Review of Walkabout

Walkabout (1971)
seeing walkabout again after 35 years was amazing
16 January 2006
Warning: Spoilers
what is life changing about this film is you get to experience the life of an aborigine in his natural environment. with no help from anything except the land itself and thousands of years of culture behind him, he hunts lizards and kangaroos with handmade spears straightened by his teeth. he drinks water right out of the dirt with a straw stuck in the mud. its amazing. and it changes you. you see as if for the first time, the power and the credibility of what the native aborigine represents. he doesn't need clothes, or money. he just needs to be a part of his world, which he is at total peace with. what could be more sane than that.

juxtaposed against a father taking his children out for a picnic in the bush who cracks up and commits suicide, leaving his children stranded. in their innocence they actually do pretty well for themselves, coming upon an oasis, but it dries up the next day. thats when the aborigine arrives.

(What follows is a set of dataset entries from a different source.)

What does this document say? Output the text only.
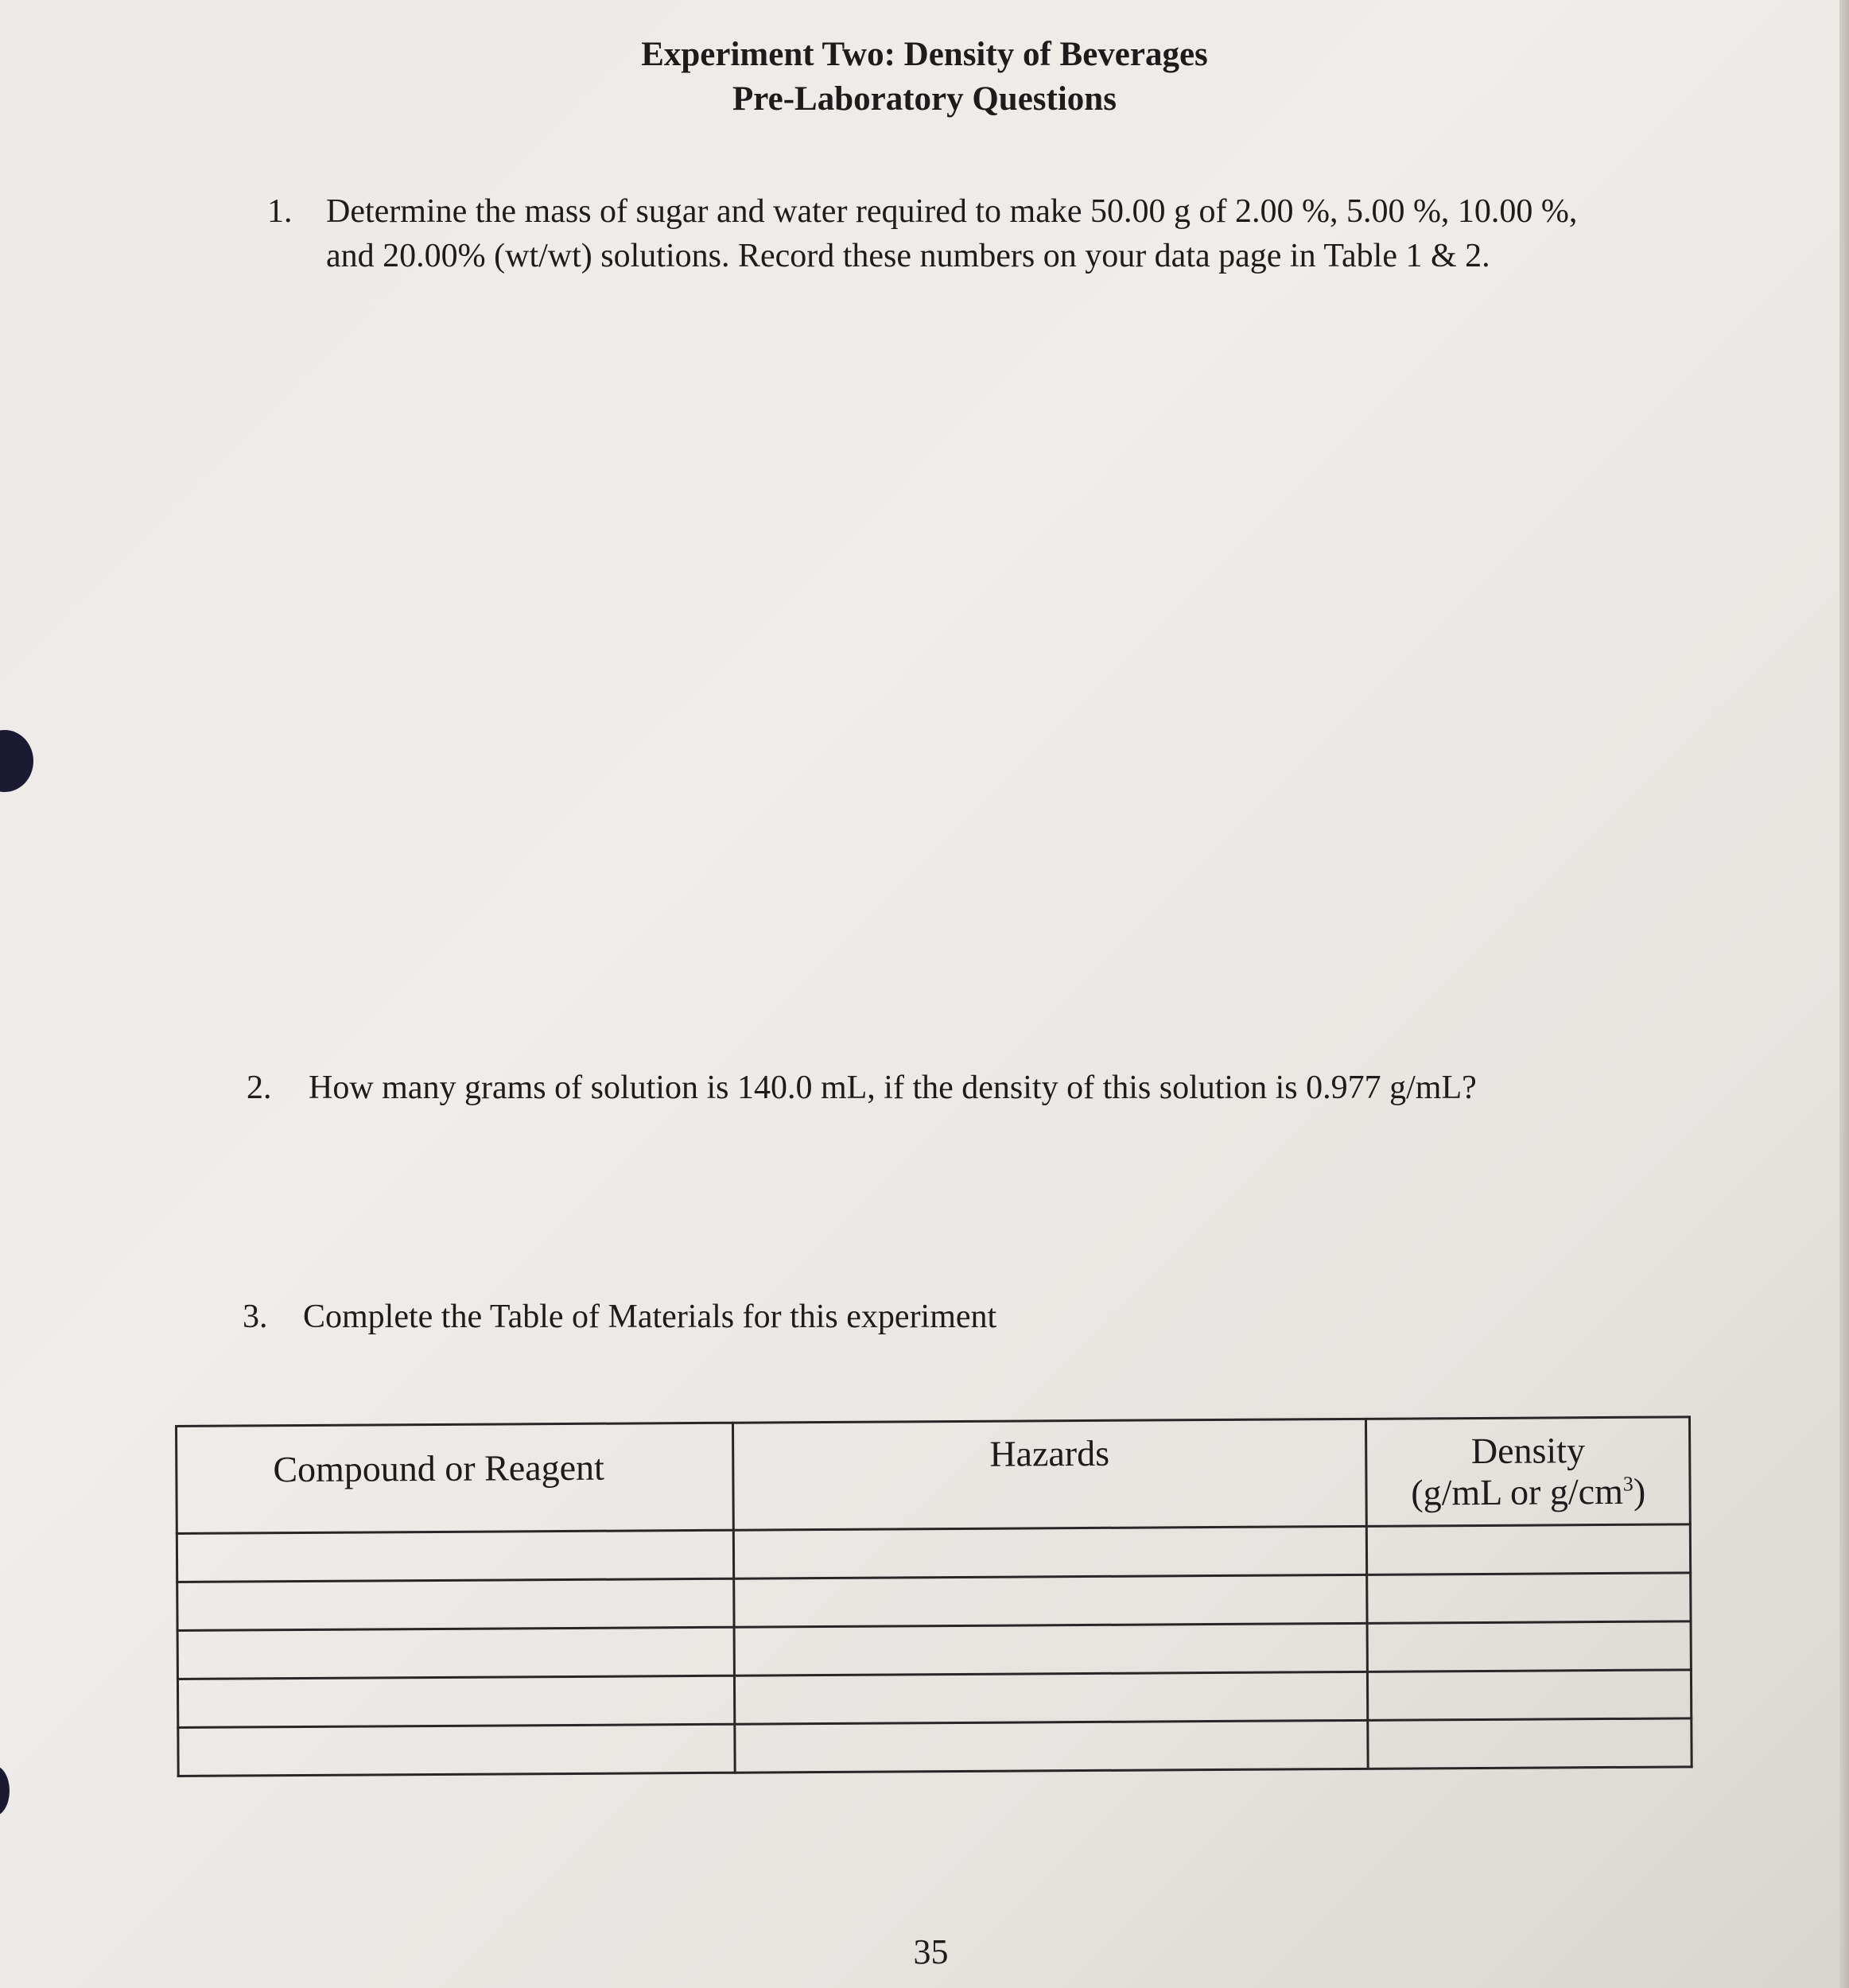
Experiment Two: Density of Beverages
Pre-Laboratory Questions
1. Determine the mass of sugar and water required to make 50.00 g of 2.00 %, 5.00 %, 10.00 %, and 20.00% (wt/wt) solutions. Record these numbers on your data page in Table 1 & 2.
2. How many grams of solution is 140.0 mL, if the density of this solution is 0.977 g/mL?
3. Complete the Table of Materials for this experiment
Compound or Reagent	Hazards	Density
(g/mL or $g/cm^3$)

35
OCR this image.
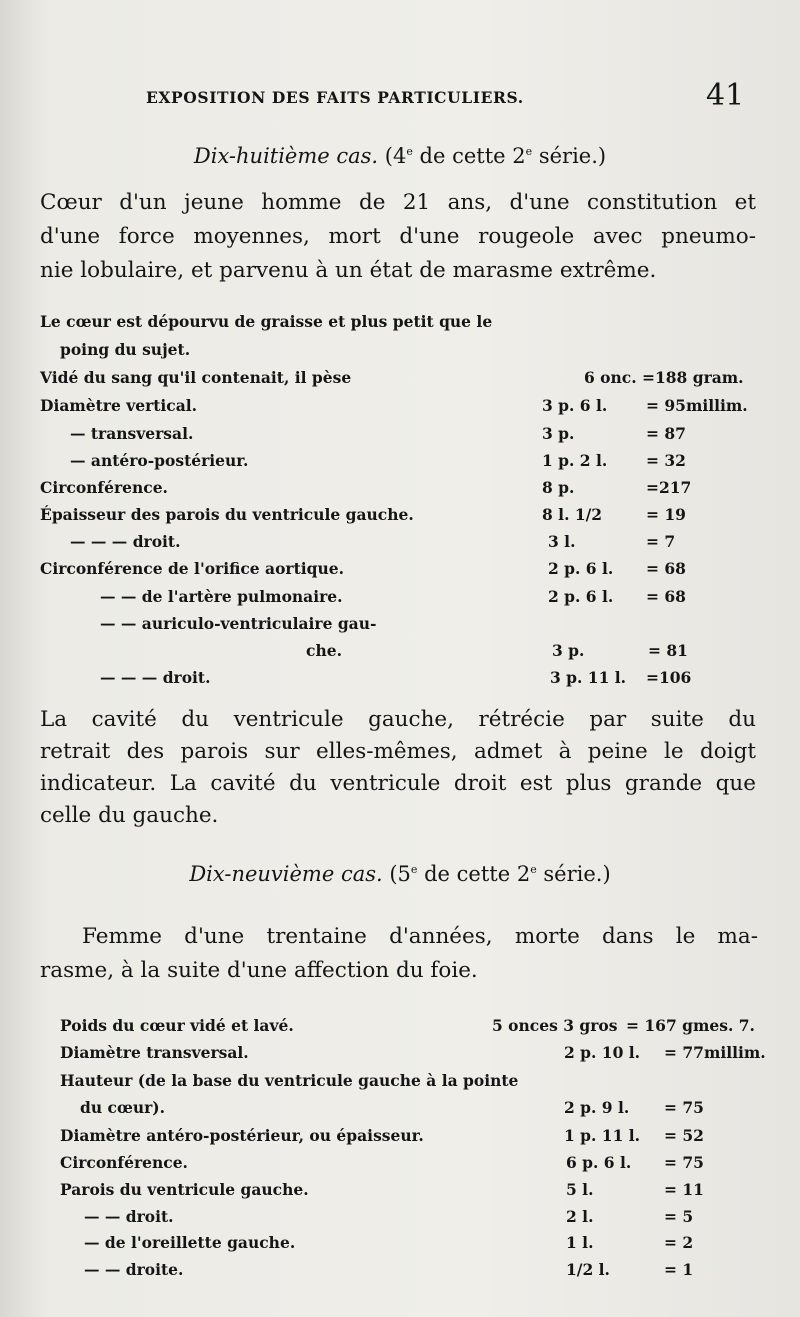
EXPOSITION DES FAITS PARTICULIERS.	41
Dix-huitième cas. (4e de cette 2e série.)
Cœur d'un jeune homme de 21 ans, d'une constitution et
d'une force moyennes, mort d'une rougeole avec pneumo-
nie lobulaire, et parvenu à un état de marasme extrême.
Le cœur est dépourvu de graisse et plus petit que le
poing du sujet.
Vidé du sang qu'il contenait, il pèse	6 onc. =188 gram.
Diamètre vertical.	3 p. 6 l. = 95millim.
— transversal.	3 p.	= 87
— antéro-postérieur.	1 p. 2 l. = 32
Circonférence.	8 p.	=217
Épaisseur des parois du ventricule gauche.	8 l. 1/2	= 19
— — — droit.	3 l.	= 7
Circonférence de l'orifice aortique.	2 p. 6 l. = 68
— — de l'artère pulmonaire.	2 p. 6 l. = 68
— — auriculo-ventriculaire gau-
che.	3 p.	= 81
— — — droit.	3 p. 11 l. =106
La cavité du ventricule gauche, rétrécie par suite du
retrait des parois sur elles-mêmes, admet à peine le doigt
indicateur. La cavité du ventricule droit est plus grande que
celle du gauche.
Dix-neuvième cas. (5e de cette 2e série.)
Femme d'une trentaine d'années, morte dans le ma-
rasme, à la suite d'une affection du foie.
Poids du cœur vidé et lavé.	5 onces 3 gros = 167 gmes. 7.
Diamètre transversal.	2 p. 10 l. = 77millim.
Hauteur (de la base du ventricule gauche à la pointe
du cœur).	2 p. 9 l. = 75
Diamètre antéro-postérieur, ou épaisseur.	1 p. 11 l. = 52
Circonférence.	6 p. 6 l. = 75
Parois du ventricule gauche.	5 l.	= 11
— — droit.	2 l.	= 5
— de l'oreillette gauche.	1 l.	= 2
— — droite.	1/2 l.	= 1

the children see him as a life saver and even though they don't speak the same language, the little boy in his desperation points to his mouth and says glug glug glug and the aborigine laughs hysterically and goes back to the dried up oasis and starts sucking water out of the ground with a straw, then gives them a drink.

so begins the journey where the children learn the ways of the aborigine. but they are not aborigine. they are very Australian, at least the girl is. eventually the aborigine brings them closer and closer to civilization, which seems absolutely barbaric by comparison. the aborigine does not kill for sport, and he uses everything and takes nothing more than he needs. the Australians, kill for the enjoyment of killing. finally the aborigine sees a road and touches it with his foot, he sees a steer and tries to kill it but is almost run over by some white hunters, who kill just to leave the animals rot.

this vision of depravity so terribly affects the aborigine, so devastates him that he goes almost mad. he returns back to the hut that he brought the girl to, possibly out of his love for her, and he dances a dance of desire for her. the girl gets scared and starts to hide from him in the shack. you get the real sense of houses containing shadows that cut people off from the direct experience of one another that they had when they were out in the wilderness under the stars.

he dances and dances, but she ignores him, rebuffs his gentle advances. she falls asleep and the next day the boy finds that the aborigine is not moving. he is up in a tree, apparently dead.

the girl and boy make their way back to civilization, which is horrifying. the movie abruptly ends with the girl older now thinking back to the time she had in the wilderness.

i am not giving this movie justice. just suffice to say it breaks your heart. you feel the loss of the aborigine. the impact is tremendous because this is real. he lost so much. yet the world doesn't seem to care. why in gods name cant we care about what we have done to the people who have given us the gift of showing us how to live in harmony with nature. happy. without doubt. full of joy. we cannot improve on this. man living in harmony with nature is perfection. what can we say about our own civilization, filled with suffering and people preying upon each other. our world is hell compared with what the aborigine has in his hands, or had. we made sure that our misery became his misery.

as the earth is used up this movie is more and more relevant. but we have become so crippled we cant even cry for what has gone, never to return. what a loss! Why don't we see it? the innocence is gone. we killed it. we killed it. we killed it.